Department of Chemistry , Colorado State University , Fort Collins , Colorado 80523-1872 , United States.
Laboratoire de Chimie de Coordination , CNRS , BP 44099, 31077 Toulouse Cedex 4 , France.
Inorg Chem. 2018 May 7;57(9):4791-4794. doi: 10.1021/acs.inorgchem.8b00182. Epub 2018 Apr 12.
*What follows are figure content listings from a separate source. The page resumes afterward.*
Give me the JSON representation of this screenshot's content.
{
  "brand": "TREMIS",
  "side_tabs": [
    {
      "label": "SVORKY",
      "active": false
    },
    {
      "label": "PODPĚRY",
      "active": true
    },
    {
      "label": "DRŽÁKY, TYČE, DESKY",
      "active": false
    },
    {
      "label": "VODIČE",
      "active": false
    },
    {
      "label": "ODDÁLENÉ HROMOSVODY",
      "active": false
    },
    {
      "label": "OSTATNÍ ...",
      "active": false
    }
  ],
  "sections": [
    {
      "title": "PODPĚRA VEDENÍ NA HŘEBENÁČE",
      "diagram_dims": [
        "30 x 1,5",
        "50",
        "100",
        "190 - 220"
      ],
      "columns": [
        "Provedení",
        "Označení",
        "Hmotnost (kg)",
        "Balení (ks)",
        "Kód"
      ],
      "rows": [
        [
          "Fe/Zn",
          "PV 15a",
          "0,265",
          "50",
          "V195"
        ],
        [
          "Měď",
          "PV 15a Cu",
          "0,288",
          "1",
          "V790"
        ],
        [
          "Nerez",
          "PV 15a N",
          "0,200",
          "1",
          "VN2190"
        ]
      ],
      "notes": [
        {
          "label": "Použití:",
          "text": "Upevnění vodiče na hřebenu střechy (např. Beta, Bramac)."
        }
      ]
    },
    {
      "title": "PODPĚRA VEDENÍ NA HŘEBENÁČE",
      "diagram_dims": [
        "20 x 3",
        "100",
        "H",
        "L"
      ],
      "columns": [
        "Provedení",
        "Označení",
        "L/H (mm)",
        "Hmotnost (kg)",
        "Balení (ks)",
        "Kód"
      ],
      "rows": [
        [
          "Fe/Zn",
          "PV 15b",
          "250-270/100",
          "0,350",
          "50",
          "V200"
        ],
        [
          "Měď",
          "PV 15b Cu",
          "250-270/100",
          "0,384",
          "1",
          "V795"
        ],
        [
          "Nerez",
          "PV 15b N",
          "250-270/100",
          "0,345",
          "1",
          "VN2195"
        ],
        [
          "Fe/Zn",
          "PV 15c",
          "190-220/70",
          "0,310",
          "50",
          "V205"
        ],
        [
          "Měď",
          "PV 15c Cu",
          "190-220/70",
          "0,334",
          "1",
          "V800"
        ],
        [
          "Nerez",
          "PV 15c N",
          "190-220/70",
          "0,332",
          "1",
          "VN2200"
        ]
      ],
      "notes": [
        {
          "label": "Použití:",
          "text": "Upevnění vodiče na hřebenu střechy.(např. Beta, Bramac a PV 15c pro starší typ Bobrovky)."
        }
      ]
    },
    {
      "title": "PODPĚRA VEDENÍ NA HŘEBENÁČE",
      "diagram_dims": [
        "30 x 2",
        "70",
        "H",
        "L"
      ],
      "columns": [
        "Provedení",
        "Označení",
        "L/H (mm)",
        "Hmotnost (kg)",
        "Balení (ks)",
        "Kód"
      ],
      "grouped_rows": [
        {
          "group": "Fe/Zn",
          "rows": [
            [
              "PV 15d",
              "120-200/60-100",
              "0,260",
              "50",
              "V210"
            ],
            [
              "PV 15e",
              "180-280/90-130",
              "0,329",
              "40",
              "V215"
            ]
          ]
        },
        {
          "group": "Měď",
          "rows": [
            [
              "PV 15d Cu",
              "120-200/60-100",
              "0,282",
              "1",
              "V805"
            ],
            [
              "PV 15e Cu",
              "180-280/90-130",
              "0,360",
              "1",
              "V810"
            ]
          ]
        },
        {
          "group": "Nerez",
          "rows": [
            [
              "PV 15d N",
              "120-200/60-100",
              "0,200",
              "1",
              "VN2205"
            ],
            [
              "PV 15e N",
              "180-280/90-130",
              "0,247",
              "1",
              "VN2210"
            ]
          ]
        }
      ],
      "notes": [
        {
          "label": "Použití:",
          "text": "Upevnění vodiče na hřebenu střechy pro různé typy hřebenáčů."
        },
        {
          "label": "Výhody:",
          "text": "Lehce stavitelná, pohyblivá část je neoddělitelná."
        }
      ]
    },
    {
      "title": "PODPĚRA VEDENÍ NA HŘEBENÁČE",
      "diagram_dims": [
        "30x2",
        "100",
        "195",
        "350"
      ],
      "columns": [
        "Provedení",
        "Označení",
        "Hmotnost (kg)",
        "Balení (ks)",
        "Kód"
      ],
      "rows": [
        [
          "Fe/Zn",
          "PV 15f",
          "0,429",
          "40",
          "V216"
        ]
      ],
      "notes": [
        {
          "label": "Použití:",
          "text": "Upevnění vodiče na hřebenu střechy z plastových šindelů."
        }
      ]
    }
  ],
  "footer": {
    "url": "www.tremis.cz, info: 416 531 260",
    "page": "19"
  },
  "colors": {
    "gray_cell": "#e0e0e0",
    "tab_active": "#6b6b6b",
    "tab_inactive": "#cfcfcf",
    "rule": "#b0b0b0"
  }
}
The interpeptidic exchange of Cu(II) between biologically relevant peptides like Gly-His-Lys (GHK) was measured through proximity static fluorescence quenching of a noncoordinating tryptophan residue by Cu(II). The inability to spectrally distinguish between starting and final Cu(HGHK) complexes by the current methods was solved by the replacement of noncoordinating lysine for tryptophan in the starting complex, Cu(HGHW). Because the apoGHW is the only fluorescent species, the recovered fluorescence is directly proportional to the [Cu(II)] between GHW and GHK. The apparent second-order rate constants of the exchanges from Cu(HGHW) to GHK and DAHK are 1.6 (±0.2) × 10 and 5.0 (±0.7) × 10 M s, respectively. The easy-to-implement kinetic fluorescent method described here for Cu(II) interpeptidic exchange can be expanded to other biological systems.
通过非配位色氨酸残基与 Cu(II)的临近静态荧光猝灭,测量了生物相关肽(如 Gly-His-Lys (GHK))之间的 Cu(II)肽间交换。通过将起始配合物 Cu(HGHW)中的非配位赖氨酸替换为色氨酸,解决了当前方法无法通过光谱区分起始和最终 Cu(HGHK)配合物的问题。由于 apoGHW 是唯一具有荧光的物质,因此恢复的荧光与 GHW 和 GHK 之间的 [Cu(II)]成正比。从 Cu(HGHW)到 GHK 和 DAHK 的交换的表观二级速率常数分别为 1.6(±0.2)×10 和 5.0(±0.7)×10 M s。此处描述的用于 Cu(II)肽间交换的易于实施的动力学荧光方法可以扩展到其他生物系统。